Following the May incident, the Spanish Federation imposed a three-game partial suspension ban on Valencia’s stadium and a measly fine of €27,000 ($28,945). The small penalty means that the club’s fans continue to attack Vini Jr, and have accused him of lying about the scale of racist abuse he suffered during the match.

Such crimes, committed against the top Brazilian player abroad, are not just the fault of three individuals - but are the responsibility of a system that protects the perpetrators, allowing them to feel safe through impunity.

This issue is not confined to Europe: we also have racist and homophobic fans in Brazil who go to stadiums and make players’ lives a misery. Many athletes brush it off because they believe complaining won’t change anything. After all, many have even received nicknames based on their skin colour from coaches and teammates, reinforcing casual racism: “Petrol”, “Smoke” and “Graphite” are just some examples.

There is precedent for harsher punishments to tackle racism in football. In September 2014, the Superior Court of Sports Justice deducted points from the club Grêmio, leading to the team’s exclusion from the Brazil Cup over racist abuse by fans. The football club was also fined, and those involved in the abuse were banned from stadiums. The referee and the fourth official were suspended for not reporting the incident.

Of course, strict punishment alone does not solve the problem by decree, neither here nor in Spain or Britain. Federations, teams and supporters will still turn a blind eye or even secretly support prejudice. But it sends a message that racism and homophobia cannot and should not be tolerated.

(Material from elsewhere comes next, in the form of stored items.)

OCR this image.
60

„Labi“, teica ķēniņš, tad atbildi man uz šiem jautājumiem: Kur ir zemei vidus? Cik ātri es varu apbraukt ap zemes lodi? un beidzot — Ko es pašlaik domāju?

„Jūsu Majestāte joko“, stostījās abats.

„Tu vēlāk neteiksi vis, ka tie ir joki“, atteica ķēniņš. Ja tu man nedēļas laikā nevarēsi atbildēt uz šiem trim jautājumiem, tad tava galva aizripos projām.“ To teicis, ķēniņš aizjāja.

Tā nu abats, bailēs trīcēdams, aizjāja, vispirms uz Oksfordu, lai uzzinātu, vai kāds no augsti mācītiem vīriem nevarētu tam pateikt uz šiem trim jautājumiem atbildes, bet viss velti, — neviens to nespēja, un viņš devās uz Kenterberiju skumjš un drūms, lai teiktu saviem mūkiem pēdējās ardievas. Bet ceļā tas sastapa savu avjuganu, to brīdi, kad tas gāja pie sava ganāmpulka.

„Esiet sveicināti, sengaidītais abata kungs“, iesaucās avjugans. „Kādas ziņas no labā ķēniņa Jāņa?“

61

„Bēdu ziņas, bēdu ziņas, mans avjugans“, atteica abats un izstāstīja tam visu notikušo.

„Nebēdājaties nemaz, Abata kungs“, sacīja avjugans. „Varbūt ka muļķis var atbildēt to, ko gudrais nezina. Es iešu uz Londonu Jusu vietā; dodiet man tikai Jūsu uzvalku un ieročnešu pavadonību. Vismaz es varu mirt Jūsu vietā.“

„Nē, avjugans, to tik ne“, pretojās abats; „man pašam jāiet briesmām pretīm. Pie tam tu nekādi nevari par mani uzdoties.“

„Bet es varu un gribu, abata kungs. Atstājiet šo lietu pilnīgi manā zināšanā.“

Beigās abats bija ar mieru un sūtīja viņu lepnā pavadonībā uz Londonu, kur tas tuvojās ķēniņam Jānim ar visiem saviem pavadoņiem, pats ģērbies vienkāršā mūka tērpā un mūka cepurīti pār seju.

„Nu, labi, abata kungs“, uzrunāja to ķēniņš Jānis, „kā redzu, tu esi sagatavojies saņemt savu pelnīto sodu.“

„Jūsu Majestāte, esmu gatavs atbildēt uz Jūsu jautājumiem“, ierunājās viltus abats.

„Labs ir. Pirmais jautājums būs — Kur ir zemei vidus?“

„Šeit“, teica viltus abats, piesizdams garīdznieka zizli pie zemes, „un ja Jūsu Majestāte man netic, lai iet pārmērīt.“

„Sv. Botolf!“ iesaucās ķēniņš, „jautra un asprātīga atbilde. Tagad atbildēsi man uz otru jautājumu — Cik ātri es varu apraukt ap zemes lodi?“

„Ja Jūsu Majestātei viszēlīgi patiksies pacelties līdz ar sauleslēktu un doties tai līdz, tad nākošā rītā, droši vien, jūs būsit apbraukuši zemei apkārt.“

While the ignorant may say: ‘What about my freedom of expression?’ or ‘It’s just football’, we must make it clear: the not-so-beautiful game is too big to be ‘just football’. It is a mirror of what we are as a society and a beacon of what we need to be. And when football is a stage for assaults on dignity, it is not just a specific group, but the whole society that is attacked.

Leonardo Sakamoto is a political scientist and journalist based in São Paulo. He is a campaigner with the investigative NGO Repórter Brasil, which he established in 2001.